Kendimizi nasıl gördüğümüz, ne olduğumuzdan veya ne yaptığımızdan daha önemlidir. Herkesin zaman zaman aklından yetersizlik, güven eksikliği ve olumsuz benlik düşünceleri geçer. Kendimiz hakkında nasıl düşündüğümüz ve kendimizi birey olarak nasıl algıladığımız, genellikle bir konuda iyi olup olmadığımızı düşünmemizle ilgilidir.
Bir şeyin iyi ya da kötü olup olmadığını yargılayabilmemiz ve düşünebilmemiz, yetkinlik algımızın temelini oluşturur. Bizi diğer canlılardan ayıran en önemli şey, aşırı gelişmiş düşünme sistemimizdir.
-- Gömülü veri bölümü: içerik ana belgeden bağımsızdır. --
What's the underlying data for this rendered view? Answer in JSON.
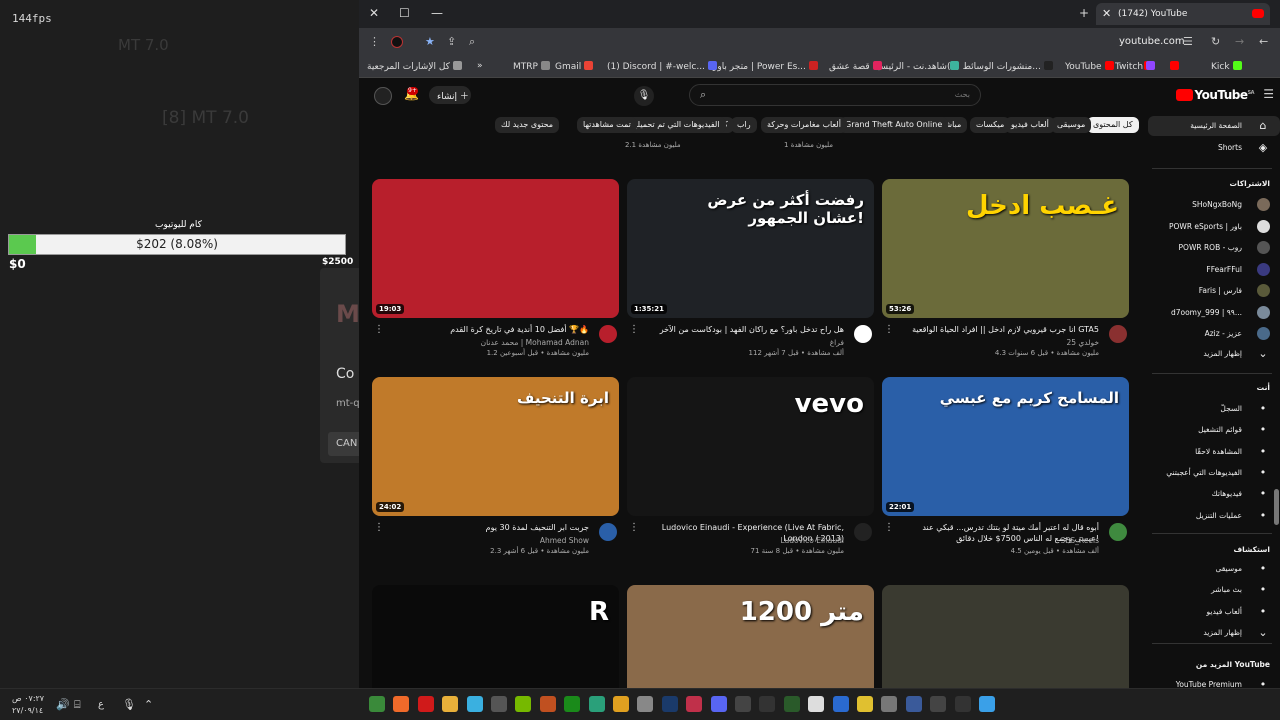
{
  "overlay": {
    "fps": "144fps",
    "ghost_a": "MT 7.0",
    "ghost_b": "[8] MT 7.0",
    "goal_title": "كام لليوتيوب",
    "goal_text": "$202 (8.08%)",
    "goal_progress_pct": 8.08,
    "goal_min": "$0",
    "goal_max": "$2500",
    "dialog": {
      "logo": "M",
      "title": "Co",
      "url": "mt-q",
      "button": "CAN"
    }
  },
  "browser": {
    "tab_title": "(1742) YouTube",
    "url": "youtube.com",
    "bookmarks": [
      {
        "label": "Kick",
        "color": "#53fc18"
      },
      {
        "label": "",
        "color": "#ff0000"
      },
      {
        "label": "",
        "color": "#ff0000"
      },
      {
        "label": "Twitch",
        "color": "#9146ff"
      },
      {
        "label": "YouTube",
        "color": "#ff0000"
      },
      {
        "label": "(1) منشورات الوسائط...",
        "color": "#222222"
      },
      {
        "label": "شاهد.نت - الرئيسية",
        "color": "#3db39e"
      },
      {
        "label": "قصة عشق",
        "color": "#e0245e"
      },
      {
        "label": "متجر باور | Power Es...",
        "color": "#cc2222"
      },
      {
        "label": "(1) Discord | #-welc...",
        "color": "#5865f2"
      },
      {
        "label": "Gmail",
        "color": "#ea4335"
      },
      {
        "label": "MTRP",
        "color": "#888888"
      },
      {
        "label": "»",
        "color": ""
      },
      {
        "label": "كل الإشارات المرجعية",
        "color": "#999999"
      }
    ]
  },
  "youtube": {
    "logo": "YouTube",
    "country": "SA",
    "search_placeholder": "بحث",
    "create_label": "إنشاء",
    "notif_count": "9+",
    "chips": [
      {
        "label": "كل المحتوى",
        "active": true
      },
      {
        "label": "موسيقى",
        "active": false
      },
      {
        "label": "ألعاب فيديو",
        "active": false
      },
      {
        "label": "ميكسات",
        "active": false
      },
      {
        "label": "مباشر",
        "active": false
      },
      {
        "label": "Grand Theft Auto Online",
        "active": false
      },
      {
        "label": "ألعاب مغامرات وحركة",
        "active": false
      },
      {
        "label": "راب",
        "active": false
      },
      {
        "label": "كرة القدم",
        "active": false
      },
      {
        "label": "الفيديوهات التي تم تحميلها مؤخرًا",
        "active": false
      },
      {
        "label": "تمت مشاهدتها",
        "active": false
      },
      {
        "label": "محتوى جديد لك",
        "active": false
      }
    ],
    "prev_meta": [
      "1 مليون مشاهدة",
      "2.1 مليون مشاهدة"
    ],
    "videos": [
      {
        "title": "انا جرب قيرويي لازم ادخل || افراد الحياة الواقعية GTA5",
        "channel": "خولدي 25",
        "meta": "4.3 مليون مشاهدة • قبل 6 سنوات",
        "duration": "53:26",
        "thumb_text": "غـصب ادخل",
        "bg": "#6b6b3a",
        "av": "#8a3030"
      },
      {
        "title": "هل راح تدخل باور؟ مع راكان الفهد | بودكاست من الآخر",
        "channel": "فراغ",
        "meta": "112 ألف مشاهدة • قبل 7 أشهر",
        "duration": "1:35:21",
        "thumb_text": "رفضت أكثر من عرض عشان الجمهور!",
        "bg": "#1f2226",
        "av": "#ffffff"
      },
      {
        "title": "أفضل 10 أندية في تاريخ كرة القدم 🏆🔥",
        "channel": "محمد عدنان | Mohamad Adnan",
        "meta": "1.2 مليون مشاهدة • قبل أسبوعين",
        "duration": "19:03",
        "thumb_text": "",
        "bg": "#b81f2c",
        "av": "#b81f2c"
      },
      {
        "title": "أبوه قال له اعتبر أمك ميتة لو بتتك تدرس... قبكي عند عيسى وجمع له الناس 7500$ خلال دقائق!",
        "channel": "3BS_Reels",
        "meta": "4.5 ألف مشاهدة • قبل يومين",
        "duration": "22:01",
        "thumb_text": "المسامح كريم مع عبسي",
        "bg": "#2a5fa8",
        "av": "#3f8a3f"
      },
      {
        "title": "Ludovico Einaudi - Experience (Live At Fabric, London / 2013)",
        "channel": "Ludovico Einaudi",
        "meta": "71 مليون مشاهدة • قبل 8 سنة",
        "duration": "",
        "thumb_text": "vevo",
        "bg": "#151515",
        "av": "#222222"
      },
      {
        "title": "جربت ابر التنحيف لمدة 30 يوم",
        "channel": "Ahmed Show",
        "meta": "2.3 مليون مشاهدة • قبل 6 أشهر",
        "duration": "24:02",
        "thumb_text": "ابرة التنحيف",
        "bg": "#c07a2a",
        "av": "#2a5fa8"
      },
      {
        "title": "",
        "channel": "",
        "meta": "",
        "duration": "",
        "thumb_text": "",
        "bg": "#3a3a30",
        "av": ""
      },
      {
        "title": "",
        "channel": "",
        "meta": "",
        "duration": "",
        "thumb_text": "1200 متر",
        "bg": "#8a6a4a",
        "av": ""
      },
      {
        "title": "",
        "channel": "",
        "meta": "",
        "duration": "",
        "thumb_text": "R",
        "bg": "#0a0a0a",
        "av": ""
      }
    ],
    "guide": {
      "home": "الصفحة الرئيسية",
      "shorts": "Shorts",
      "subs_header": "الاشتراكات",
      "subs": [
        {
          "name": "SHoNgxBoNg",
          "color": "#7a6a5a"
        },
        {
          "name": "POWR eSports | باور",
          "color": "#dddddd"
        },
        {
          "name": "POWR ROB - روب",
          "color": "#555555"
        },
        {
          "name": "FFearFFul",
          "color": "#3a3a80"
        },
        {
          "name": "Faris | فارس",
          "color": "#5a5a3a"
        },
        {
          "name": "d7oomy_999 | ٩٩...",
          "color": "#7a8a9a"
        },
        {
          "name": "Aziz - عزيز",
          "color": "#4a6a8a"
        }
      ],
      "show_more": "إظهار المزيد",
      "you_header": "أنت",
      "you_items": [
        "السجلّ",
        "قوائم التشغيل",
        "المشاهدة لاحقًا",
        "الفيديوهات التي أعجبتني",
        "فيديوهاتك",
        "عمليات التنزيل"
      ],
      "explore_header": "استكشاف",
      "explore_items": [
        "موسيقى",
        "بث مباشر",
        "ألعاب فيديو",
        "إظهار المزيد"
      ],
      "more_header": "المزيد من YouTube",
      "premium": "YouTube Premium"
    }
  },
  "taskbar": {
    "time": "٠٧:٢٧ ص",
    "date": "٢٧/٠٩/١٤",
    "lang": "ع"
  }
}
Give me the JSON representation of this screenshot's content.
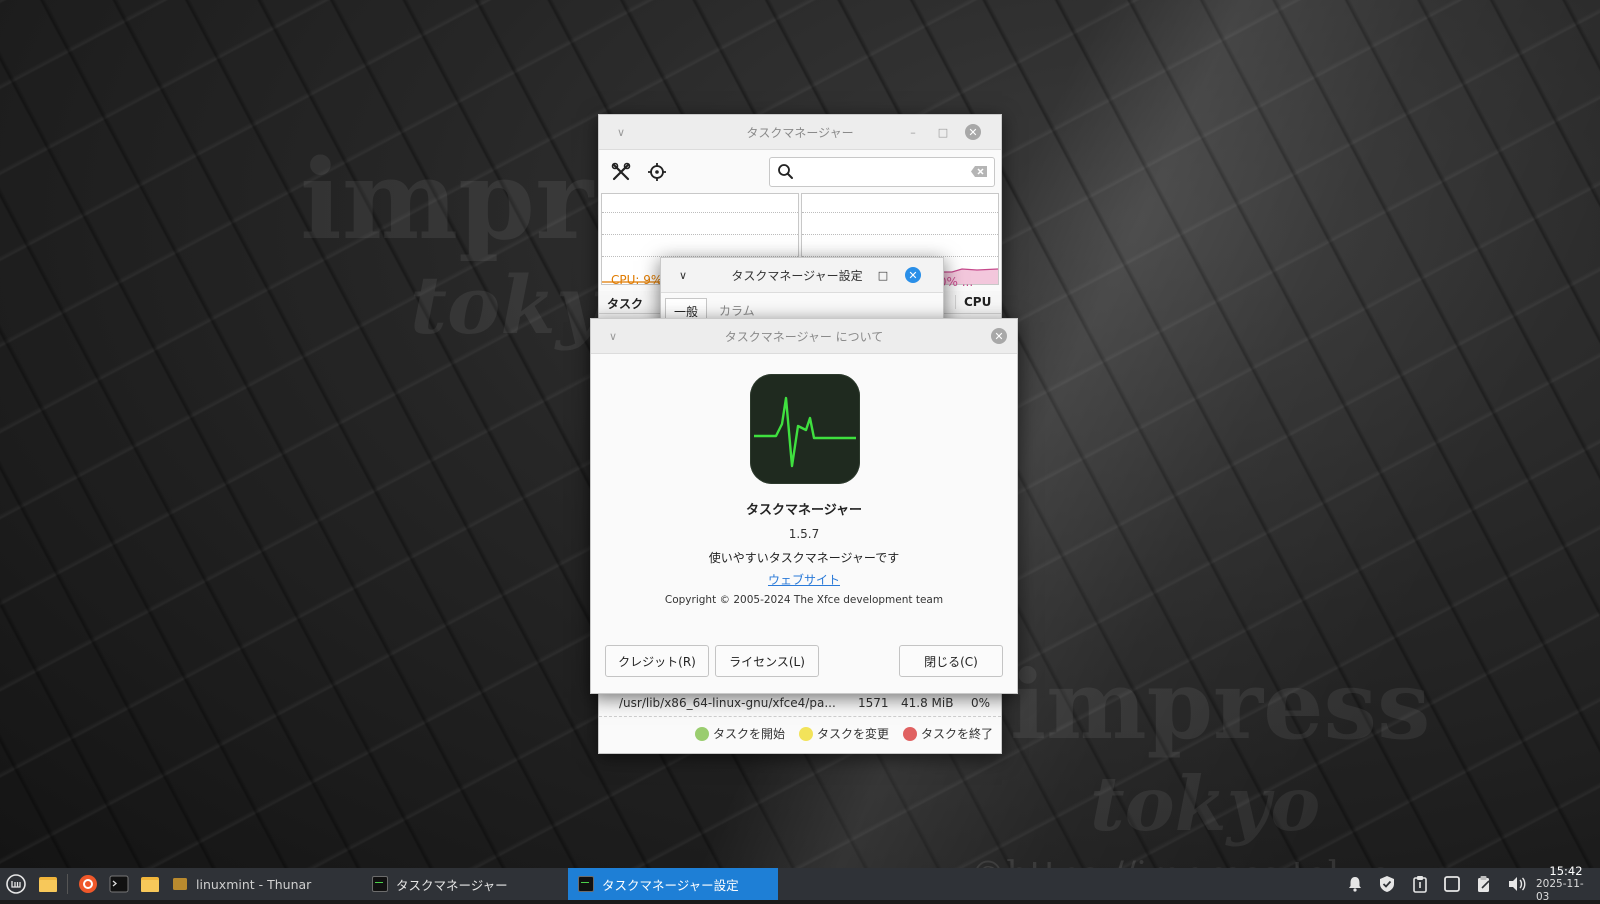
{
  "desktop": {
    "watermarks": [
      "impress",
      "tokyo",
      "impress",
      "tokyo",
      "©https://impress.tokyo"
    ]
  },
  "task_manager": {
    "title": "タスクマネージャー",
    "search": {
      "value": "",
      "placeholder": ""
    },
    "cpu_label": "CPU: 9%",
    "swap_label": "プ: 0% ...",
    "table": {
      "col_task": "タスク",
      "col_cpu": "CPU",
      "row": {
        "command": "/usr/lib/x86_64-linux-gnu/xfce4/pa...",
        "pid": "1571",
        "memory": "41.8 MiB",
        "cpu": "0%"
      }
    },
    "legend": {
      "start": "タスクを開始",
      "change": "タスクを変更",
      "end": "タスクを終了"
    },
    "colors": {
      "cpu": "#e07b00",
      "memory": "#c64a8c",
      "start": "#9acd6f",
      "change": "#f2e35a",
      "end": "#e06161"
    }
  },
  "settings": {
    "title": "タスクマネージャー設定",
    "tabs": [
      "一般",
      "カラム"
    ]
  },
  "about": {
    "title": "タスクマネージャー について",
    "app_name": "タスクマネージャー",
    "version": "1.5.7",
    "description": "使いやすいタスクマネージャーです",
    "website": "ウェブサイト",
    "copyright": "Copyright © 2005-2024 The Xfce development team",
    "buttons": {
      "credits": "クレジット(R)",
      "license": "ライセンス(L)",
      "close": "閉じる(C)"
    }
  },
  "taskbar": {
    "tasks": [
      {
        "label": "linuxmint - Thunar"
      },
      {
        "label": "タスクマネージャー"
      },
      {
        "label": "タスクマネージャー設定"
      }
    ],
    "clock": {
      "time": "15:42",
      "date": "2025-11-03"
    },
    "accent": "#1e7fd6"
  }
}
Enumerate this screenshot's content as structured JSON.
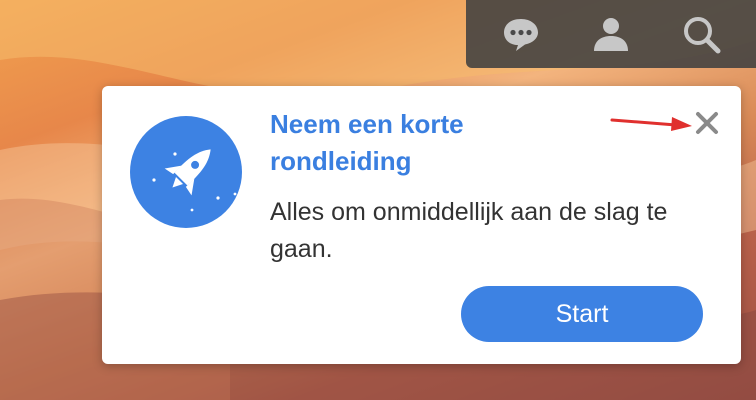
{
  "topbar": {
    "items": [
      {
        "icon": "chat-icon"
      },
      {
        "icon": "user-icon"
      },
      {
        "icon": "search-icon"
      }
    ],
    "icon_color": "#c7c7c7"
  },
  "tour": {
    "title": "Neem een korte rondleiding",
    "description": "Alles om onmiddellijk aan de slag te gaan.",
    "start_label": "Start",
    "close_icon": "close-icon",
    "illustration_icon": "rocket-icon",
    "accent_color": "#3d82e3"
  },
  "annotation": {
    "arrow_color": "#e0302e"
  }
}
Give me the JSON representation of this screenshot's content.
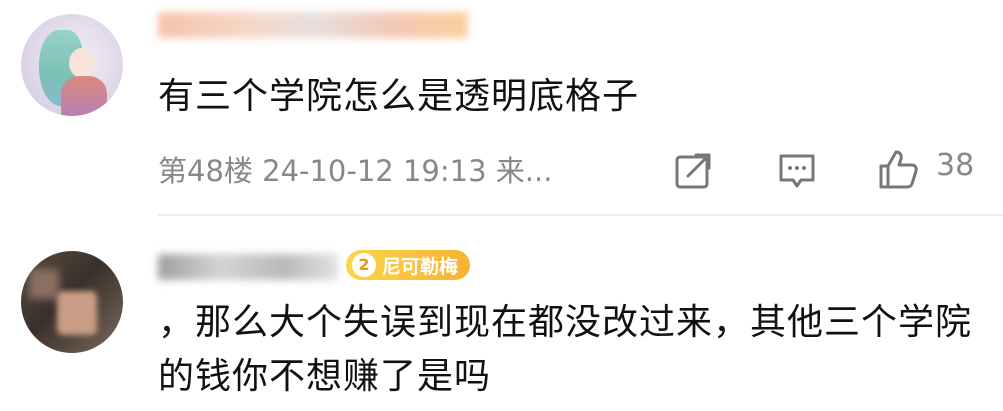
{
  "comments": [
    {
      "text": "有三个学院怎么是透明底格子",
      "meta": "第48楼 24-10-12 19:13 来...",
      "like_count": "38"
    },
    {
      "badge_level": "2",
      "badge_label": "尼可勒梅",
      "text": "，那么大个失误到现在都没改过来，其他三个学院的钱你不想赚了是吗"
    }
  ],
  "icons": {
    "share": "share-icon",
    "comment": "comment-icon",
    "like": "thumbs-up-icon"
  }
}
Bu sistem, her şeye anlam vermemize yol açar. Bu anlamlandırma süreci; kişinin kendisini, diğer insanları, dünyayı ve ilişkileri nasıl gördüğünü şekillendirir. Yaşadıklarımızdan sonuçlar çıkarır ve beklentilerimizi bu sonuçlara göre belirleriz.Bu inançları özellikle erken dönem yaşantılarımızdan öğreniriz. Genellikle çocuklukta yaşanan olumsuz deneyimler, yetersizlik inancının temellerini oluşturur. O dönemde bu inançlar bize anlamlı ve doğru gelir; çünkü başımıza gelenleri açıklamaya çalışırız. O dönem için bu tür inançlar doğru olsa da bu tür inançlar, yetişkinlik dönemindeki kişi ve onun yaşadığı çevre için aslında artık uygun ve yararlı değildir. Ancak kişi, eskiden oluşmuş bu inançlara inanmaya devam ettiği için bu inançlar varlıklarını sürdürür ve kişinin hayatını etkilemeye devam eder.
Dolayısıyla; Gerçek “yetersizlik” ile yetersizlik inancı farklı şeylerdir ve aslında yetersizlik inancı, gerçek “yetersizliğe” göre çok daha yaygındır ve çok daha olumsuz etkiler doğurur! Bu olumsuzlukla başa çıkmanın ilk ve en önemli adımı; bunun gerçeklik değil, bir inanç olduğunu fark etmektir.